Sabato 10 Dicembre 2016 | 19:26

23 ANNI DALLA MORTE DI BORSELLINO, CROCETTA NON VA ALLA CERIMONIA

L'Italia ricorda il giudice Paolo Borsellino dopo 23 anni dalla sua scomparsa in una cerimonia a Palazzo di Giustizia. Non si presenta il governatore Rosario Crocetta per via della scomoda intercettazione emersa giorni fa e riguardante la figlia del giudice Borsellino, Lucia, ex assessore alla Sanità.

23 ANNI DALLA MORTE DI BORSELLINO, CROCETTA NON VA ALLA CERIMONIA

Il presidente della Regione Sicilia, Rosario Crocetta, non ha preso parte alla cerimonia per ricordare la strage di via D'Amelio, che coinvolse il giudice Paolo Borsellino 23 anni fa. La causa della sua assenza è l'intercettazione emersa nei giorni scorsi in cui il suo medico Matteo Tutino (come riportato da l'Espresso) avrebbe pronunciato frasi pesanti su Lucia Borsellino.

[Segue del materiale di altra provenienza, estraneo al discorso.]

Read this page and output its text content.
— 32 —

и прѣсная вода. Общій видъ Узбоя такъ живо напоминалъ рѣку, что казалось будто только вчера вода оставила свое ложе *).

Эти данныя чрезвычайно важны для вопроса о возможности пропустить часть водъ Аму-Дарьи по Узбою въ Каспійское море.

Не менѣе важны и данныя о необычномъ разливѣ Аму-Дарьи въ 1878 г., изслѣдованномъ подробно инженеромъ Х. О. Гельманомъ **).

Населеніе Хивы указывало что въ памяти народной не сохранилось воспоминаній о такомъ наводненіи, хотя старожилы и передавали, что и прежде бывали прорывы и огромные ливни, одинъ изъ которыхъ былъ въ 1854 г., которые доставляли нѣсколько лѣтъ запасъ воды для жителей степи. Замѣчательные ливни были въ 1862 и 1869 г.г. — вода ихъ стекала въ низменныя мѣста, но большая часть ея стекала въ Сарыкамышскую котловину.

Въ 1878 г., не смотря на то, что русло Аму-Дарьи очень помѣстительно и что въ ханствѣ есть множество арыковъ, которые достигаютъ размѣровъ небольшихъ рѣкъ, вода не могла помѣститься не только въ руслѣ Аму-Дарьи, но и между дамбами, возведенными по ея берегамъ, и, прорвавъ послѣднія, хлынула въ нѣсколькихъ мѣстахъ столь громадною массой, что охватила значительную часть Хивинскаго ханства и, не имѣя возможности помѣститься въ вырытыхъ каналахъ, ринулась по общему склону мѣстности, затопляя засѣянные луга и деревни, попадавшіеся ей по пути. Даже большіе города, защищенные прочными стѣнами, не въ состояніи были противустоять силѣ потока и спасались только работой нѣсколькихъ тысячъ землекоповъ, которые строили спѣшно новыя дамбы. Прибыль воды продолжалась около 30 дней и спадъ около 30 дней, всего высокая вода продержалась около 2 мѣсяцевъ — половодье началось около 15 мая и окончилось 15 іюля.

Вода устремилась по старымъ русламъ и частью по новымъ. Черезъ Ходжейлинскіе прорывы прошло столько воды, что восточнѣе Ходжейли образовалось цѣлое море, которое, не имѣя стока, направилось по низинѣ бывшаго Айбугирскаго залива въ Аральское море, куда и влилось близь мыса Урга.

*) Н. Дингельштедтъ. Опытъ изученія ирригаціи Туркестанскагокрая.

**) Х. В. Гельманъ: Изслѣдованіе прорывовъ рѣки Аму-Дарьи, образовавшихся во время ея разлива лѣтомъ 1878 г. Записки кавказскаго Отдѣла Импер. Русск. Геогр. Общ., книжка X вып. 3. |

La cerimonia si è svolta nel pomeriggio al Palazzo di Giustizia in presenza del Capo dello Stato Sergio Mattarella e al posto di Crocetta, rimasto chiudo nel suo silenzio, è stato delegato in rappresentanza della Regione il suo vice, Baldo Gucciardi. La sorella di Borsellino, Rita, aveva invitato Crocetta a non presentarsi mandandogli un sms, mentre il figlio del giudice, Manfredi, durante la cerimonia ha sottolineato la consapevolezza di Lucia del clima di tensione creatosi da mesi intorno a lei.